Franzo levemente as minhas sobrancelhas, pois a criança tinha o corpo de uma criança e pelo o que eu vi, ela também tinha os impulsos de uma criança, mas parece que sua mente trabalha como a de um adulto. Ele me direciona um leve sorriso e vejo que até mesmo os seus dentes parecem com os de criança, limpos e prontos para caírem.
- Acho que também causamos algumas confusões para vocês, ou estou errado? - ouço a pergunta de Apollo e vejo as asas dele se mexerem sutilmente, buscando um maior conforto no assento, enquanto mantinham-se alertas a todo o momento.
Vejo a platinada levantar a sobrancelha levemente e colocar a xícara de chá sobre a mesa, ainda havendo um pouco de conteúdo, mas o vapor que subia dele não estava mais lá, como se houvesse esfriado rapidamente. A garota cruza a perna direita e olha para o garoto, que agora estava concentrado em seu cajado.

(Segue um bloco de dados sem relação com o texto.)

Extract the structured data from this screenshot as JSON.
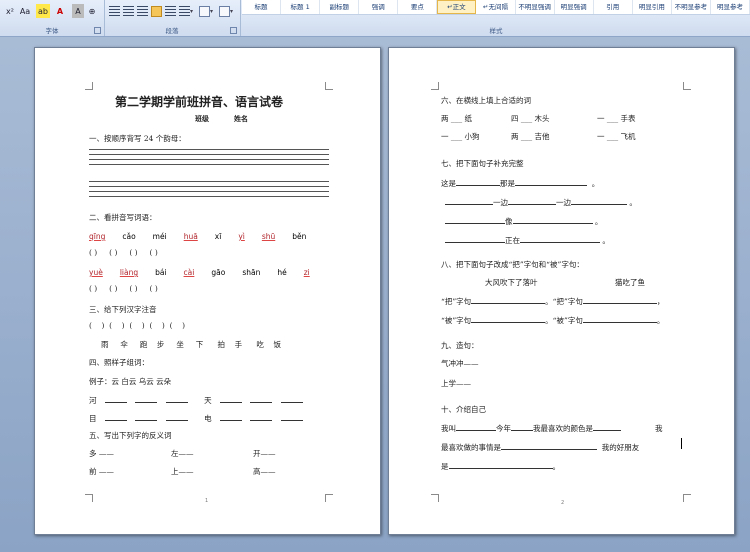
{
  "ribbon": {
    "font_group_label": "字体",
    "para_group_label": "段落",
    "style_group_label": "样式",
    "font_tools": [
      "x²",
      "Aa",
      "ab",
      "A",
      "A",
      "⊕"
    ],
    "styles": [
      "标题",
      "标题 1",
      "副标题",
      "强调",
      "要点",
      "↵正文",
      "↵无间隔",
      "不明显强调",
      "明显强调",
      "引用",
      "明显引用",
      "不明显参考",
      "明显参考"
    ]
  },
  "page1": {
    "title": "第二学期学前班拼音、语言试卷",
    "class_label": "班级",
    "name_label": "姓名",
    "q1": "一、按顺序背写 24 个韵母：",
    "q2": "二、看拼音写词语：",
    "pinyin_row1": [
      "qīng",
      "cǎo",
      "méi",
      "huā",
      "xī",
      "yì",
      "shū",
      "běn"
    ],
    "pinyin_row2": [
      "yuè",
      "liàng",
      "bái",
      "cài",
      "gāo",
      "shān",
      "hé",
      "zi"
    ],
    "paren": "(        )",
    "q3": "三、给下列汉字注音",
    "q3_chars": [
      "雨",
      "伞",
      "跑",
      "步",
      "坐",
      "下",
      "拍",
      "手",
      "吃",
      "饭"
    ],
    "q4": "四、照样子组词：",
    "q4_example": "例子：云  白云  乌云  云朵",
    "q4_chars": [
      "河",
      "天",
      "目",
      "电"
    ],
    "q5": "五、写出下列字的反义词",
    "q5_pairs": [
      "多 ——",
      "左——",
      "开——",
      "前 ——",
      "上——",
      "高——"
    ],
    "page_number": "1"
  },
  "page2": {
    "q6": "六、在横线上填上合适的词",
    "q6_items": [
      "两 ___ 纸",
      "四 ___ 木头",
      "一 ___ 手表",
      "一 ___ 小狗",
      "两 ___ 吉他",
      "一 ___ 飞机"
    ],
    "q7": "七、把下面句子补充完整",
    "q7_items": [
      "这是",
      "那是",
      "。",
      "一边",
      "一边",
      "。",
      "像",
      "。",
      "正在",
      "。"
    ],
    "q8": "八、把下面句子改成“把”字句和“被”字句：",
    "q8_s1": "大风吹下了落叶",
    "q8_s2": "猫吃了鱼",
    "ba": "“把”字句",
    "bei": "“被”字句",
    "q9": "九、造句：",
    "q9_items": [
      "气冲冲——",
      "上学——"
    ],
    "q10": "十、介绍自己",
    "q10_l1a": "我叫",
    "q10_l1b": "今年",
    "q10_l1c": "我最喜欢的颜色是",
    "q10_l1d": "我",
    "q10_l2a": "最喜欢做的事情是",
    "q10_l2b": "我的好朋友",
    "q10_l3": "是",
    "page_number": "2"
  }
}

- Não foi nada de demais, ficamos um pouco preocupados com a situação e eu acabei disparando a minha magia para acalmar vocês- o garoto dourado fala, levantando sua mão e assim consigo ver um grande brilho dourado ser emitido, sendo que parecia haver areia, uma areia muito dourada em sua essência.
- E como nos trouxe para cá? - dessa vez quem indaga sou eu, olhando para os três que pousaram os seus olhos sobre mim.

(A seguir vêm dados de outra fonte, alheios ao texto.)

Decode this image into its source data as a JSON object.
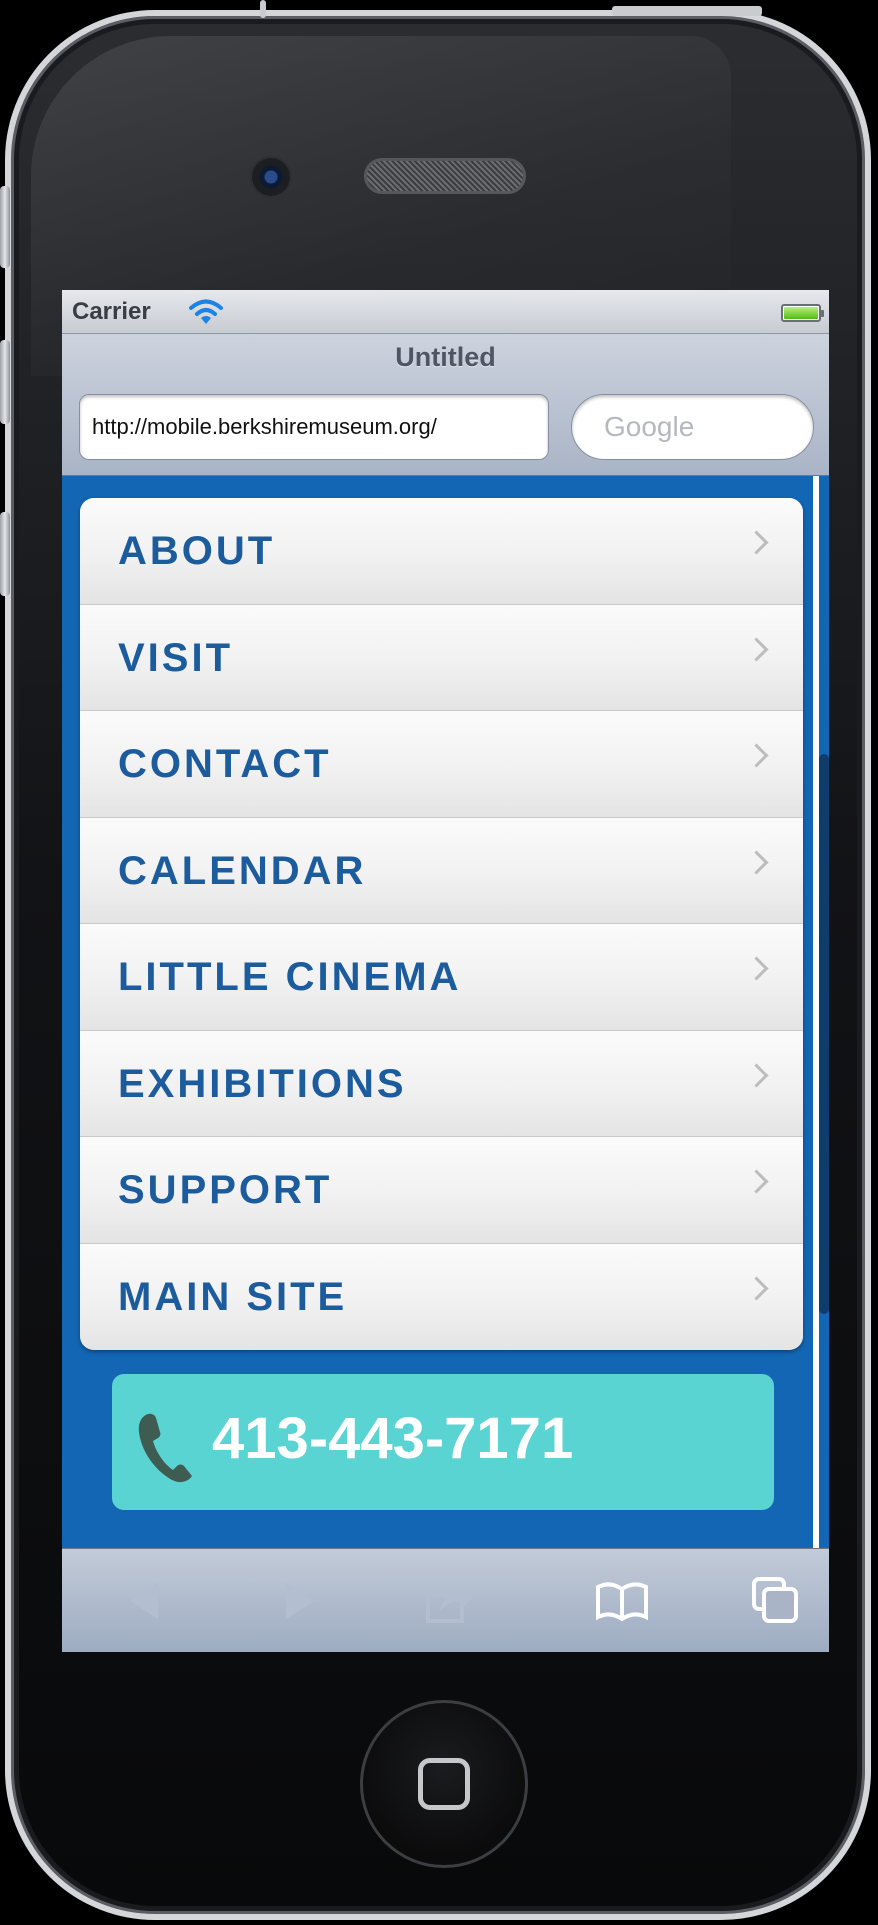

- Era a única casa com luzes acesas e porta destrancada, presumimos que era aqui que vocês moravam, mesmo não tendo tanta certeza. Pedimos o Adam para dar uma olhada pelo local e como não havia ninguém,acabamos trazendo vocês para cá- o garoto termina de explicar e eu me viro para o garoto de cabelos brancos.
Adam Frost é um nome familiar, não é a primeira vez que ouço esse nome, pelo contrário, quando eu era caçadora, esse nome era algo normal de se ouvir. Não porque era um nome de respeito, mas um nome para sentirmos nojo e desprezo. Um traidor que fazia parte da Legião dos Dez e que acabou sendo mandado para matar uma mulher com poderes mais sobrenaturais do que o normal, sendo que naquela época ela era a segunda mais perigosa no rank dos caçadores. Ele foi mandado para lá como um castigo, um castigo por ter nos traído, no final acabou morrendo de acordo com os informantes.
O menino de cabelos brancos olha para mim novamente, desviando a atenção do seu cajado e assim sentando-se normalmente no sofá. Ao fazer esse movimento ele acaba atraindo a atenção da garota e da criança, sendo que ambos estavam curiosos com a atitude dele, talvez ele não tenha o costume de fazer isso.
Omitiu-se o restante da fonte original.